The Digital Divide in Generative AI: Evidence from Large Language Model Use in College Admissions Essays
Analysis of 81,663 applications shows AI adoption doubled in 2024, but disadvantaged students saw admission chances drop 2x more.
A Cornell University research team led by Jinsook Lee and Rene Kizilcec published groundbreaking evidence of generative AI's complex impact on educational equity. Analyzing 81,663 de-identified applications to a selective U.S. university from 2020-2024, they developed a distribution-based detector trained on both synthetic and historical essays to estimate LLM use. The study reveals a dramatic surge in AI-assisted writing, with estimated adoption doubling in 2024 across all socioeconomic groups.
Technical analysis shows lower-SES applicants (using fee-waiver status as proxy) adopted AI tools at disproportionately higher rates, consistent with an 'access hypothesis' where LLMs substitute for scarce writing support. Surface-level linguistic features converged post-2023, with the most significant changes occurring among fee-waived and rejected applicants. However, the critical finding reveals an equity paradox: while AI adoption increased for all groups, each percentage increase in estimated LLM use correlated with approximately twice the decline in predicted admission probability for lower-SES applicants compared to their higher-SES counterparts, even after controlling for academic credentials and writing style metrics.

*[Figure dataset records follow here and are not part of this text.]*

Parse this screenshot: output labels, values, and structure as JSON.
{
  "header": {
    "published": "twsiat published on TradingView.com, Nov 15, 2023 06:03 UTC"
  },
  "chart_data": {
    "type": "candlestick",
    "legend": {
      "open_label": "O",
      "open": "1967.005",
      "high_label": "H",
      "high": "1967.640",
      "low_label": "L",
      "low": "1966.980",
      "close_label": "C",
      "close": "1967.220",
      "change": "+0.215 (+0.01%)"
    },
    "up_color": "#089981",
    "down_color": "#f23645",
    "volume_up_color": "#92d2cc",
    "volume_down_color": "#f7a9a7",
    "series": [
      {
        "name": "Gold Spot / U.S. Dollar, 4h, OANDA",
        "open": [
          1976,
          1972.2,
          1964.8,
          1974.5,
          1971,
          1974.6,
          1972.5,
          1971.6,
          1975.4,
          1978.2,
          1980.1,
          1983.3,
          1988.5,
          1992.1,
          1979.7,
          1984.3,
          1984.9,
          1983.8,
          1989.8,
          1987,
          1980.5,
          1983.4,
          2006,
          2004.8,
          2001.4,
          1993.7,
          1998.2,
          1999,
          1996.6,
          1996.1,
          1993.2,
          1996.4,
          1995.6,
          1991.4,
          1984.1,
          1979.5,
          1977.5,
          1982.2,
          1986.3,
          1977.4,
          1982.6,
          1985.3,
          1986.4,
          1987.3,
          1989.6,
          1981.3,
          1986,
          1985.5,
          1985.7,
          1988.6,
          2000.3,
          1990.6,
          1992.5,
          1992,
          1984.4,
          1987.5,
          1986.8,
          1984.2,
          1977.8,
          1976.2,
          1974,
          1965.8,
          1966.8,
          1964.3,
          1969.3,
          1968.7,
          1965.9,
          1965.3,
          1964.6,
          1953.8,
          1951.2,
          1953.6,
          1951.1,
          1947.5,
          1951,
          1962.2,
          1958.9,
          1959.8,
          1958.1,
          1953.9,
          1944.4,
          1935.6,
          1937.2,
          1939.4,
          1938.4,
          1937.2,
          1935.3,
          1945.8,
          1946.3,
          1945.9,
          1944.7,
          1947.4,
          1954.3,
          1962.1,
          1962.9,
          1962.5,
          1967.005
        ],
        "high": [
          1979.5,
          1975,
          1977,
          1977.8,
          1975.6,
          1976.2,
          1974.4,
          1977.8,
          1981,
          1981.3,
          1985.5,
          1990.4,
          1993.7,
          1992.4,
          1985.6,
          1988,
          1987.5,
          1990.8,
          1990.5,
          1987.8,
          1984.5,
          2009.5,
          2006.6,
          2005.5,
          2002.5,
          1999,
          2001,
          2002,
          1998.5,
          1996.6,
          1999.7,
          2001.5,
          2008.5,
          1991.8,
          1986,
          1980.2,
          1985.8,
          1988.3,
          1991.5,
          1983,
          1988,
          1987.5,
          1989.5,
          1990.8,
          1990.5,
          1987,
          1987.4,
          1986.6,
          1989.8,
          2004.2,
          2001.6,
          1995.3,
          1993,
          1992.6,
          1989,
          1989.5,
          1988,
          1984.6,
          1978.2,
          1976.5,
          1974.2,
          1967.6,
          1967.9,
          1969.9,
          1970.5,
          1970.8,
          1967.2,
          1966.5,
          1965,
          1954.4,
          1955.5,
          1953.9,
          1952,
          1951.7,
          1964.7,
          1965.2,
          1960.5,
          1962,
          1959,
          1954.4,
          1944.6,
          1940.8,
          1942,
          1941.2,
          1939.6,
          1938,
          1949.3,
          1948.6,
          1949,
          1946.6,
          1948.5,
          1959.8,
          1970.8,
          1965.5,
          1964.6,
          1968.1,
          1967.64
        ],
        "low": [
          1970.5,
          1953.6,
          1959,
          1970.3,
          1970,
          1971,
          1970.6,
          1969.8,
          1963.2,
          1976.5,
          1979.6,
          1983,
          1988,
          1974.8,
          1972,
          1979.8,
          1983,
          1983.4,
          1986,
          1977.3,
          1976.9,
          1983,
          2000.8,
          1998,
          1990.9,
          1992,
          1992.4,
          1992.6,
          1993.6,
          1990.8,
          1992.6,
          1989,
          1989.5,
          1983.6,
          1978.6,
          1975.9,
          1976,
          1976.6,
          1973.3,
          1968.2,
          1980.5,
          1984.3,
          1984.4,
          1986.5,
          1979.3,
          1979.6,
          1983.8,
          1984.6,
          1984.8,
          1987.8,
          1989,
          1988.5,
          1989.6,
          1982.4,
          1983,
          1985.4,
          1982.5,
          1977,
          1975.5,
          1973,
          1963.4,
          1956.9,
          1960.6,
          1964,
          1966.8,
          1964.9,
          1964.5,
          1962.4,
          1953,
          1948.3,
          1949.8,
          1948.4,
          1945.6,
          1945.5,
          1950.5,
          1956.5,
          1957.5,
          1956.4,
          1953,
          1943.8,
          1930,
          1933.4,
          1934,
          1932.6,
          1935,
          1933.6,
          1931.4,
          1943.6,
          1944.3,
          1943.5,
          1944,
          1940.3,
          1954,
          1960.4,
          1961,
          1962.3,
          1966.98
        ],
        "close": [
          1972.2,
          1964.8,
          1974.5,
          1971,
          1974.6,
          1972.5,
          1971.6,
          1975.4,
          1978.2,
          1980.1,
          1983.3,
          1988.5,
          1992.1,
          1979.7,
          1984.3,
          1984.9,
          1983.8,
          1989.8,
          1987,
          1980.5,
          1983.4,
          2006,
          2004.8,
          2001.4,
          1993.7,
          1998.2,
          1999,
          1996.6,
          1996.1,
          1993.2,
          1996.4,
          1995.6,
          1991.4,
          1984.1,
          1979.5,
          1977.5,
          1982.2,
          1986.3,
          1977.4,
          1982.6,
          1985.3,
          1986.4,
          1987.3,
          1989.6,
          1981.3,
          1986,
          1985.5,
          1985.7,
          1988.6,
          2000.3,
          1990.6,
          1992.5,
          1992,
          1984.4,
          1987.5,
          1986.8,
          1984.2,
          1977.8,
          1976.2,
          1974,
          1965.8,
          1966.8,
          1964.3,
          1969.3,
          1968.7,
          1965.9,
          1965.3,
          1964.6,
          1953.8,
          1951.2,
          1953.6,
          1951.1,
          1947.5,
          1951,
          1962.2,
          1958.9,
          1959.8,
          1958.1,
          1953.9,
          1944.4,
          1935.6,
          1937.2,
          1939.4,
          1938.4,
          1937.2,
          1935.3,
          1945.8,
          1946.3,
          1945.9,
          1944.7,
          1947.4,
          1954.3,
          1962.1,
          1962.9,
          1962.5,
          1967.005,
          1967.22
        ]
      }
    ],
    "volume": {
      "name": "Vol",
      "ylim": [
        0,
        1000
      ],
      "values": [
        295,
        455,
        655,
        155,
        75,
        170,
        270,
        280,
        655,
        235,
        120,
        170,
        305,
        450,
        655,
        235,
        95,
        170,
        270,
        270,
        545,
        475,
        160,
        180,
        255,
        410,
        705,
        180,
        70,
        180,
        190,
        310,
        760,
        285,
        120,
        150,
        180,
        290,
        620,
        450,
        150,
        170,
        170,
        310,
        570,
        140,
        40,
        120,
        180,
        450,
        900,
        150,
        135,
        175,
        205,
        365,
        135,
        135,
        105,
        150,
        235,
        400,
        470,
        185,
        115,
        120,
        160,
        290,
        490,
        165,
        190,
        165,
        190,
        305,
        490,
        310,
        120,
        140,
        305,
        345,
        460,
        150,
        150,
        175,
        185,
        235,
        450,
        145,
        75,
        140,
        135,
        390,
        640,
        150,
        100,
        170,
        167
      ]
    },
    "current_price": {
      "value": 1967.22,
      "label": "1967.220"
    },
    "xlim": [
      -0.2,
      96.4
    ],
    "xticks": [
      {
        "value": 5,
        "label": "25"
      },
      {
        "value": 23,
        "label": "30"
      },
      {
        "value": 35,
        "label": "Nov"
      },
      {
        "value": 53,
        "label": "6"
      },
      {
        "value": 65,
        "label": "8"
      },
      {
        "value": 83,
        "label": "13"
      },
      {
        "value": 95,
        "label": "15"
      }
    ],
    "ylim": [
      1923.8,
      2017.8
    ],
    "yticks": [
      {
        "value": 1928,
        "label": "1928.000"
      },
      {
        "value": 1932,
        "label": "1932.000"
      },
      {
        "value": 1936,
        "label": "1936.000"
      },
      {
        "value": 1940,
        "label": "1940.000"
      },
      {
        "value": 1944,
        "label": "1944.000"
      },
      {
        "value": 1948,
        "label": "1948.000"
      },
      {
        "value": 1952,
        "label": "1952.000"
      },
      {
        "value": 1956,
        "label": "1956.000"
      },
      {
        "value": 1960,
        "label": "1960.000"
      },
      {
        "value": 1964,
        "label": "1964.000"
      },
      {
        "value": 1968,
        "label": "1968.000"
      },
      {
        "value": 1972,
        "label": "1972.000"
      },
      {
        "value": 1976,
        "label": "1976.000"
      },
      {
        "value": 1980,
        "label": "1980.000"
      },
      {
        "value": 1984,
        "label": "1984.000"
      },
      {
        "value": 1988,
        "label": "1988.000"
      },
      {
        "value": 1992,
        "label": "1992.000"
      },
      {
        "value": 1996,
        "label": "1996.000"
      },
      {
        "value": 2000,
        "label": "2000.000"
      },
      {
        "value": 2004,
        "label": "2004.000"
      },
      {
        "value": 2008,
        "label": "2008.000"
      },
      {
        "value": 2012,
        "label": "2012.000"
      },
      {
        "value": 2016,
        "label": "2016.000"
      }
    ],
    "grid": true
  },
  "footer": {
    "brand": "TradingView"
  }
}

This research provides the first large-scale longitudinal evidence linking LLM adoption to actual evaluative outcomes in high-stakes contexts. The findings challenge assumptions about AI as an equalizer, suggesting instead that AI-assisted writing may amplify existing inequalities when used in evaluative contexts. The study raises urgent questions about the validity of essay-based assessment in the AI era and highlights how technological access alone doesn't guarantee equitable outcomes when institutional evaluation systems may penalize certain uses of AI assistance.
- AI detector analysis of 81,663 applications shows estimated LLM use doubled in 2024, with low-SES applicants adopting at higher rates
- Each 1% increase in AI use correlated with 2x larger admission probability decline for fee-waived vs. non-waived applicants
- Surface-level writing features converged post-2023, with most dramatic changes among rejected and disadvantaged applicants
Why It Matters
AI tools meant to level the playing field may actually widen achievement gaps in high-stakes evaluations like college admissions.